Lomen Hub provides access to a growing range of blockchain datasets specifically curated and structured for AI applications and autonomous agents.

Types of Datasets

Our goal is to offer diverse datasets covering various aspects of blockchain activity. Examples include:

  • Market Trends: Real-time and historical data on token prices, trading volumes, and market sentiment across different exchanges and chains.
  • DeFi Metrics: Comprehensive data on lending protocols, liquidity pools, staking rewards, and other decentralized finance activities.
  • Token Flows: Analysis of token movements between wallets, smart contracts, and exchanges.
  • NFT Activity: Data related to NFT collections, minting events, sales history, and ownership changes.
  • Prediction Market Outcomes: Datasets relevant for training agents to participate in or analyze prediction markets.
  • Transaction Analytics: Detailed information extracted from blockchain transactions, potentially labeled or categorized for specific use cases like sybil detection.

AI-Ready Formats

Raw blockchain data is often difficult for AI models to consume directly.
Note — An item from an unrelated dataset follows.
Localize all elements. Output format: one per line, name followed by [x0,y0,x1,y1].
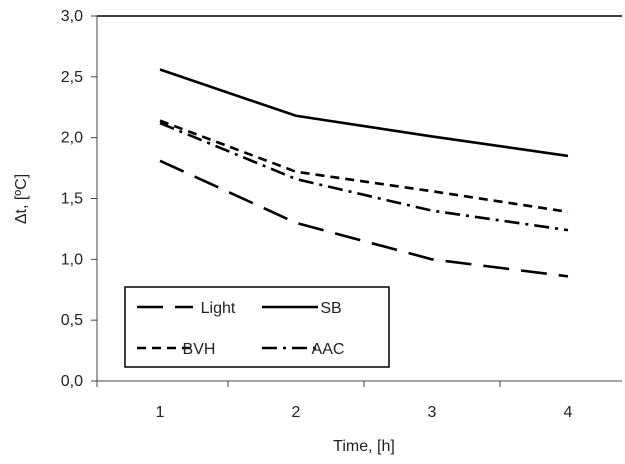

Lomen Hub transforms data into user-friendly and AI-optimized formats:

  • Structured Data: Tabular formats (like CSV), time-series data suitable for analysis and model training.
  • Queryable Formats: Accessible via familiar interfaces like SQL queries or API responses in formats like JSON.
  • RAG-Friendly: Datasets designed for seamless integration with Retrieval-Augmented Generation (RAG) pipelines used by Large Language Models (LLMs), enabling them to query and reason about live blockchain data.
  • Pre-processed: Data undergoes necessary cleaning, parsing, and indexing to be immediately usable.

Quality and Reliability

We understand that the reliability of AI depends heavily on the quality of the underlying data. Lomen Hub emphasizes:

  • Verification: Implementing protocols to ensure data accuracy and integrity.
  • Reputation: Utilizing a provider reputation system to highlight trusted and high-quality data sources.
  • Consistency: Ensuring data is consistently structured and maintained across different datasets and chains.